Microsoft. Amazon. Meta. Alphabet.
All four reported earnings this week. All four did the same thing.
They raised their AI infrastructure budgets. Again.
The combined number for 2026 is now $725 billion.
Up from $670 billion three months ago. Up from around $410 billion last year.
For context: that is more than the entire GDP of Switzerland. Spent in one year. By four companies. On data centers, chips, and power.
This isn’t a forecast.
This is committed capex.
The line that should make every founder pause
There is one sentence in the Yahoo Finance write-up I keep coming back to.
“For Big Tech’s biggest companies, all signs continue to point to AI as an opportunity that presents one big risk right now — underspending.”
Read that again.
The most disciplined, cash-flow-obsessed companies on earth have collectively decided that the riskiest thing they can do right now is spend too little.

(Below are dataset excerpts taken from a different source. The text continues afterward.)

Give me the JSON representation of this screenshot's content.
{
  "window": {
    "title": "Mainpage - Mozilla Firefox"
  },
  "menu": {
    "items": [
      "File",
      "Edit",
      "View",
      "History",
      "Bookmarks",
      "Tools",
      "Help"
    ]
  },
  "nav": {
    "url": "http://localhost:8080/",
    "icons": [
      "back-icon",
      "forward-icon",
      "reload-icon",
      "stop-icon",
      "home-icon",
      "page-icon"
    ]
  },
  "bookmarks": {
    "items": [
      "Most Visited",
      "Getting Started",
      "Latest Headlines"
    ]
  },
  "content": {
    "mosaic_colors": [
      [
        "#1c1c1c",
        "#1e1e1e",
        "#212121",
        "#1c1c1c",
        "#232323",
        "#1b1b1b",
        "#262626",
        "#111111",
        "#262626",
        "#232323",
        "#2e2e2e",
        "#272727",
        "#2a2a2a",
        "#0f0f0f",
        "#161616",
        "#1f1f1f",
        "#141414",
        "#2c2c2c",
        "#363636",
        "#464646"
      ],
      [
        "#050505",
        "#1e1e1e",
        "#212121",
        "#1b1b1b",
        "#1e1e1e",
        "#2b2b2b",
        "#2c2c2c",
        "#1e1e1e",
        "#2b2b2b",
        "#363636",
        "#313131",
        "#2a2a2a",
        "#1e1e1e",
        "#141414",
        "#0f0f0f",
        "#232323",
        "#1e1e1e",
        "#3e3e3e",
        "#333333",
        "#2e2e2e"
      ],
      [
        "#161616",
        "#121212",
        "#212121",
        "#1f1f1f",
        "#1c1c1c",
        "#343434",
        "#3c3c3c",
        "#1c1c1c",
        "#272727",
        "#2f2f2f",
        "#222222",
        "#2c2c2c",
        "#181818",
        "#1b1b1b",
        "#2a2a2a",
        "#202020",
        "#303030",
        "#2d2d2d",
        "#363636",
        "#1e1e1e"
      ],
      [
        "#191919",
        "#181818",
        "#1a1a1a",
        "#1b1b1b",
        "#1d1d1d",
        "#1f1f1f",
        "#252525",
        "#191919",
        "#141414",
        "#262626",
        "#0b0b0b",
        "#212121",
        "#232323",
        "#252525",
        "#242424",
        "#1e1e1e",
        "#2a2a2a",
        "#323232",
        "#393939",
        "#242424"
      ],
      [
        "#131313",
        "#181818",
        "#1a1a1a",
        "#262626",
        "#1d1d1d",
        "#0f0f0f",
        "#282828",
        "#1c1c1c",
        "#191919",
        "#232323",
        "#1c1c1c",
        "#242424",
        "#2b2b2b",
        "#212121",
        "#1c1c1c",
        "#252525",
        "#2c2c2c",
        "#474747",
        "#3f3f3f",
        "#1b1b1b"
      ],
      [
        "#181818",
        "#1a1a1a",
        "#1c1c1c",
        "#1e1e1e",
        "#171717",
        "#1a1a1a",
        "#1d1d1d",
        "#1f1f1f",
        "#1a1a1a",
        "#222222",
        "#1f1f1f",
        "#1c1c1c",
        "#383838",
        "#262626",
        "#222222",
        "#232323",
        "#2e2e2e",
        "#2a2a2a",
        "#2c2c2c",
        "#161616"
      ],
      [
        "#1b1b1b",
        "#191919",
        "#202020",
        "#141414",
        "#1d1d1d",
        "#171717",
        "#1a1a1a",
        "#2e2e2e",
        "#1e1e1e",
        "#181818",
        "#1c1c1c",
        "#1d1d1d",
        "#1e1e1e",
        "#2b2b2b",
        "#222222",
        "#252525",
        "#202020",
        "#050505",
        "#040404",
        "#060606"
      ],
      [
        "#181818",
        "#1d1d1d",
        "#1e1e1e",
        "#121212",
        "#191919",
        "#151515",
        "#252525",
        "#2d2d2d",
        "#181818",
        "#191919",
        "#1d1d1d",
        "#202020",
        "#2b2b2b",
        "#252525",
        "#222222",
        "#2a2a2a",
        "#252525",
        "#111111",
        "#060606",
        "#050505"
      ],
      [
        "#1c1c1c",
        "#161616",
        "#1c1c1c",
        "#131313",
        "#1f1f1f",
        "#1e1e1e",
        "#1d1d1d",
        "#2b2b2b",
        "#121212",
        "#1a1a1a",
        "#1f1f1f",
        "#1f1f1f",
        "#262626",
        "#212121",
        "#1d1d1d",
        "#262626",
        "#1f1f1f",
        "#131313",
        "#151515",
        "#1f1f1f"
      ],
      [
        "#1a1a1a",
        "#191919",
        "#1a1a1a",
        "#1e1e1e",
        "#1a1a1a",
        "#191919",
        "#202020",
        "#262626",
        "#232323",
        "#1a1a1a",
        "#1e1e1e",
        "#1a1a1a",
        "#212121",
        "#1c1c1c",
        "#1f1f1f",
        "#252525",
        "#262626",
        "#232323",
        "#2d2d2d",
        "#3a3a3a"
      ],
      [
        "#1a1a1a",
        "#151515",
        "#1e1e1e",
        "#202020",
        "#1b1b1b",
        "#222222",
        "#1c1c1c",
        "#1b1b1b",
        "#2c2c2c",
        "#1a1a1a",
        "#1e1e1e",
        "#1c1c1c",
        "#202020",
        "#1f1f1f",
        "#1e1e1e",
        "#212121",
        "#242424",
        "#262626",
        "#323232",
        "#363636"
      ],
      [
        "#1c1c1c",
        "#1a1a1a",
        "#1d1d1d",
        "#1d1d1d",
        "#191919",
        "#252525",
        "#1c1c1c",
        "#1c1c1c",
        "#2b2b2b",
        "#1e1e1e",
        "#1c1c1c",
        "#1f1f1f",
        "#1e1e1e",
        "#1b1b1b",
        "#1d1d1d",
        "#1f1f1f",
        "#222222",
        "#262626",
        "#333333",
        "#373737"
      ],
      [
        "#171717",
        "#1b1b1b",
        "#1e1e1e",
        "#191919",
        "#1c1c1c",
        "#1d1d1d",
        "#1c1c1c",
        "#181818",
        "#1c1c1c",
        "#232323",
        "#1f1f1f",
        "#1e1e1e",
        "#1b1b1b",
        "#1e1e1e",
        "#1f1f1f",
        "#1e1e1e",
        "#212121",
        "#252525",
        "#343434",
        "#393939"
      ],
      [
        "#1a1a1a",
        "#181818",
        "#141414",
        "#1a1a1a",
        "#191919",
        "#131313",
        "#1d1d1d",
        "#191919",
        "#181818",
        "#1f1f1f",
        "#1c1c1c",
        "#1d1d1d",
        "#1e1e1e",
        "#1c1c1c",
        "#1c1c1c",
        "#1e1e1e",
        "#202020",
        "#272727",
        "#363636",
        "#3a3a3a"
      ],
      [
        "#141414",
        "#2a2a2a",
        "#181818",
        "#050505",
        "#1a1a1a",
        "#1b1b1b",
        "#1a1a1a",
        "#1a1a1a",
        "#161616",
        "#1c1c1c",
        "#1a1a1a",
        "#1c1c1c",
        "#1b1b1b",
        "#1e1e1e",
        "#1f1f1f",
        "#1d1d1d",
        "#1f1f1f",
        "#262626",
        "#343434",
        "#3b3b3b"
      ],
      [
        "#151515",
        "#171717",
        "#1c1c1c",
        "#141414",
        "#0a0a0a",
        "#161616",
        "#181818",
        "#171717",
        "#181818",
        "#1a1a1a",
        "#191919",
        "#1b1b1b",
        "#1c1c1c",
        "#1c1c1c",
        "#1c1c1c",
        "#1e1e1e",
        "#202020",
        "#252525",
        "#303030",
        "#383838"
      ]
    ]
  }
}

Meta dropped 6% on its earnings because investors were spooked by the size of its capex.
Meta did not blink.
Microsoft is going to $190 billion in calendar 2026. Up from a $150 billion run rate in January. CFO Amy Hood told investors $25 billion of that is just from rising chip prices.
Amazon is sitting at $200 billion and is now projected to go negative free cash flow by almost $17 billion this year, according to Morgan Stanley.
These are companies willingly torching their cash flow profile to stay in the race.
That should tell you something.
This isn’t a tech story. It’s a power story.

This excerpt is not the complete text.